A large, United Kingdom-based Phase 2/3 study testing a Covid-19 vaccine being developed by AstraZeneca has been restarted, according to a statement from the company. News that the trial is resuming comes four days after the disclosure that it had been paused because of a suspected serious adverse reaction in a participant.
A spokesperson for AstraZeneca told STAT that at this point, only the trial in the U.K. has been resumed. The company is also conducting Phase 2/3 or Phase 3 trials in the U.S. and Brazil, as well as a Phase 1/2 trial in South Africa.
“The Company will continue to work with health authorities across the world and be guided as to when other clinical trials can resume to provide the vaccine broadly, equitably and at no profit during this pandemic,” the spokesperson, Michele Meixell, wrote in an email.
Saturday’s statement from AstraZeneca said the independent U.K. investigation into the event has concluded and it advised the Medicines Health Regulatory Authority, Britain’s equivalent of the Food and Drug Administration, that it was safe to resume the trial. The MHRA concurred and gave the green light for the trial to restart.
The illness that triggered the international pause, which occurred in a woman who was in the vaccine arm of the U.K. trial, has not been officially disclosed, though AstraZeneca CEO Pascal Soriot told a group of investors on Wednesday that her symptoms were consistent with transverse myelitis, a serious condition involving inflammation of the spinal cord that can cause muscle weakness, paralysis, pain and bladder problems.
The AstraZeneca statement said information about the illness the woman suffered cannot be disclosed. Oxford University, where the vaccine was developed, said in a separate statement that the nature of the illness cannot be revealed “for reasons of participant confidentiality.”
As part of the review process, independent boards overseeing trials of a number of other Covid-19 vaccines were analyzing their own data, looking for cases. There are at least 35 vaccines in clinical trials around the world, nine of which are in Phase 3, the final stage of testing.

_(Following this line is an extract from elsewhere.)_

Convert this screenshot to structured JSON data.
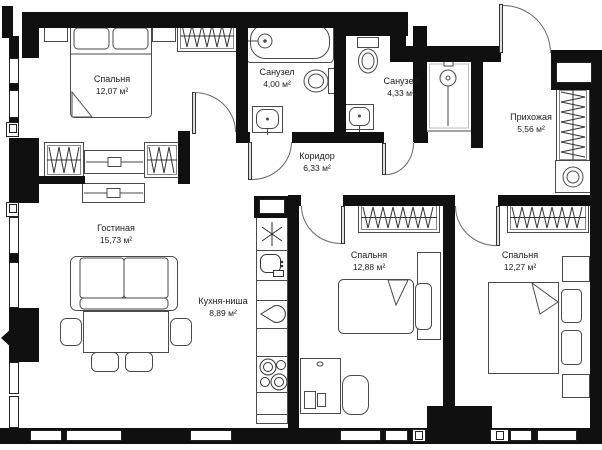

It’s not uncommon for clinical trials to be paused. This is the second known hold of studies of the AstraZeneca vaccine. A woman in the U.K. trial was diagnosed with multiple sclerosis in July, but that event, which triggered the first pause, was deemed not to be related to the vaccine.
An AstraZeneca spokesperson previously described the decision as a “routine action which has to happen whenever there is a potentially unexplained illness” in a trial. Still, the pause drew extraordinary attention because of the urgent need for progress on Covid-19 vaccines in the midst of the pandemic.
Correction: An earlier version of this story misstated the stage of the AstraZeneca trial in South Africa. It is a Phase 1/2 trial.
MY Question: The women with problem in trial vaccine covid19 do you know if she have problem with thyroide!!!
All well and good that the trial can resume and hopefully in all countries, but the occurrence of a rare event highlights the need for continued studies after initial approval. Post-marketing registries should be mandatory for all approved coronavirus vaccines enrolling about one-million patients. Minimal data collection should be required and subject participation voluntary. A 6 month observational window for unusual outcomes could suffice to confirm the established safety and efficacy of the vaccines. A single data collection center for all approved vaccines could permit comparisons of the safety and effectiveness among them.
Disappointed with the explanations especially under the cover of participant confidentiality.
The world citizens have the rights to know more details about this unique case to arrive at their own judgment.
I find it ironic that when people die of COVID but they have comorbidities it is classified as a Covid death – however if someone gets a serious illness when they have a vaccine it is usually classed as not related.
Bloody disgusting that everything is deemed to be OK & its all ‘safe to resume trials’- nothing to see here, MS not related, ‘participant confidentiality’, ‘MHRA concurred’. If the bloody covert vaccine is so good, why not accept liability for future harm?? Unbelievable.
Transverse myelities is SO much worse then what is being said in the media. My husband has had it for 5 yrs and was paralyzed from mid chest down. He has to learn how to walk again, use his hand and arm and his bodily functions. Some people are paralyzed from their neck down and are vented and never leave a bed again. Please due your research on this as people DO get TM from vaccinations.
Transverse myelitis does look bad, no doubt. It seems plausible that vaccines could cause it, but based on the Mayo Clinic’s transverse myelitis web page the evidence is inconclusive. Although the exact cause is not known, some viruses and bacterial infections are associated with the condition. This suggests to me that if you skip the vaccine hoping to avoid transverse myelitis you still could acquire it if you catch the virus.